Matrix exponential is also implemented.

• scipy.linalg.expm
  • This method is numerically stable, but there are faster implementations elsewhere.
• A commonly used package is expokit

For linear systems, this can be >1000x faster.

Reading & Resources

• 💾: scipy.linalg.expm
• 💾: scipy.integrate.odeint
• 📖: Steven Strogatz, Nonlinear Dynamics and Chaos

Review Questions

1. What is the steady-state solution to an ODE model? How do you solve for them?
2. What is a phase-space diagram?
3. What property of ODE models ensures that solutions can never cross in phase space?
4. What is a Jacobian matrix? How do you calculate it from an ODE model?
5. What are the eigenvalues and eigenvectors of a matrix?
6. What is the behavior of an ODE system if its eigenvalues are all positive and real?

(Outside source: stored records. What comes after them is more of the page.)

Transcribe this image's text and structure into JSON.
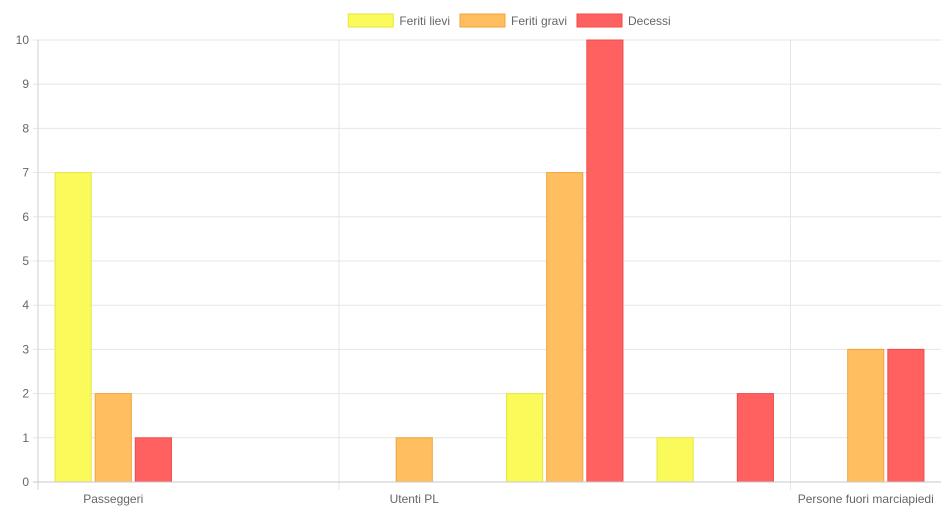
{
  "chart_data": {
    "type": "bar",
    "categories": [
      "Passeggeri",
      "",
      "Utenti PL",
      "",
      "",
      "Persone fuori marciapiedi"
    ],
    "series": [
      {
        "name": "Feriti lievi",
        "values": [
          7,
          0,
          0,
          2,
          1,
          0
        ],
        "color": "#fafa5a",
        "border": "#e6e640"
      },
      {
        "name": "Feriti gravi",
        "values": [
          2,
          0,
          1,
          7,
          0,
          3
        ],
        "color": "#ffbf60",
        "border": "#f2a23a"
      },
      {
        "name": "Decessi",
        "values": [
          1,
          0,
          0,
          10,
          2,
          3
        ],
        "color": "#ff6161",
        "border": "#f04a4a"
      }
    ],
    "ylim": [
      0,
      10
    ],
    "yticks": [
      "0",
      "1",
      "2",
      "3",
      "4",
      "5",
      "6",
      "7",
      "8",
      "9",
      "10"
    ],
    "grid": true,
    "legend_position": "top-center"
  }
}
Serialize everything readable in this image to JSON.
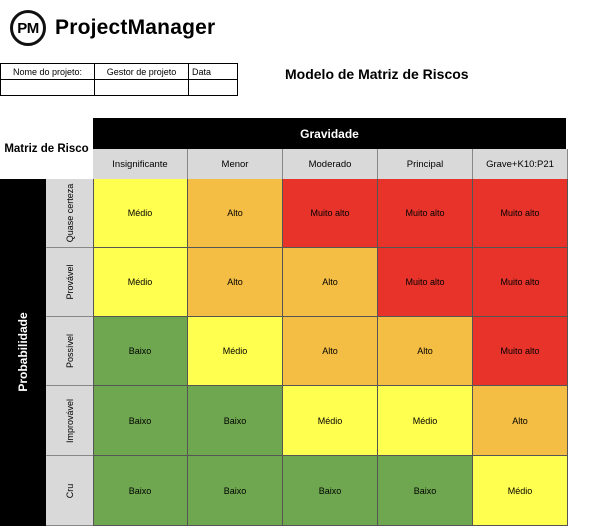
{
  "logo": {
    "mark": "PM",
    "name": "ProjectManager"
  },
  "info_table": {
    "headers": [
      "Nome do projeto:",
      "Gestor de projeto",
      "Data"
    ],
    "values": [
      "",
      "",
      ""
    ]
  },
  "title": "Modelo de Matriz de Riscos",
  "matrix": {
    "label": "Matriz de Risco",
    "severity_title": "Gravidade",
    "probability_title": "Probabilidade",
    "columns": [
      "Insignificante",
      "Menor",
      "Moderado",
      "Principal",
      "Grave+K10:P21"
    ],
    "rows": [
      {
        "label": "Quase certeza",
        "cells": [
          {
            "text": "Médio",
            "level": "medio"
          },
          {
            "text": "Alto",
            "level": "alto"
          },
          {
            "text": "Muito alto",
            "level": "muitoalto"
          },
          {
            "text": "Muito alto",
            "level": "muitoalto"
          },
          {
            "text": "Muito alto",
            "level": "muitoalto"
          }
        ]
      },
      {
        "label": "Provável",
        "cells": [
          {
            "text": "Médio",
            "level": "medio"
          },
          {
            "text": "Alto",
            "level": "alto"
          },
          {
            "text": "Alto",
            "level": "alto"
          },
          {
            "text": "Muito alto",
            "level": "muitoalto"
          },
          {
            "text": "Muito alto",
            "level": "muitoalto"
          }
        ]
      },
      {
        "label": "Possível",
        "cells": [
          {
            "text": "Baixo",
            "level": "baixo"
          },
          {
            "text": "Médio",
            "level": "medio"
          },
          {
            "text": "Alto",
            "level": "alto"
          },
          {
            "text": "Alto",
            "level": "alto"
          },
          {
            "text": "Muito alto",
            "level": "muitoalto"
          }
        ]
      },
      {
        "label": "Improvável",
        "cells": [
          {
            "text": "Baixo",
            "level": "baixo"
          },
          {
            "text": "Baixo",
            "level": "baixo"
          },
          {
            "text": "Médio",
            "level": "medio"
          },
          {
            "text": "Médio",
            "level": "medio"
          },
          {
            "text": "Alto",
            "level": "alto"
          }
        ]
      },
      {
        "label": "Cru",
        "cells": [
          {
            "text": "Baixo",
            "level": "baixo"
          },
          {
            "text": "Baixo",
            "level": "baixo"
          },
          {
            "text": "Baixo",
            "level": "baixo"
          },
          {
            "text": "Baixo",
            "level": "baixo"
          },
          {
            "text": "Médio",
            "level": "medio"
          }
        ]
      }
    ]
  },
  "colors": {
    "medio": "#ffff4f",
    "alto": "#f4bd43",
    "muitoalto": "#e8332a",
    "baixo": "#6fa750",
    "header_bg": "#000000",
    "subheader_bg": "#d9d9d9"
  }
}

How about negative and real?
7. What is the behavior of an ODE system if all its eigenvalues are imaginary and positive? How about imaginary and negative?
8. What does it mean if the eigenvalues of an ODE system give conflicting answers (e.g. one is real and negative, the other is imaginary)?
9. How can you fit an ODE model to a series of measurements over time?
10. How could you constrain an ODE system so that you only fit parameters that have oscillation?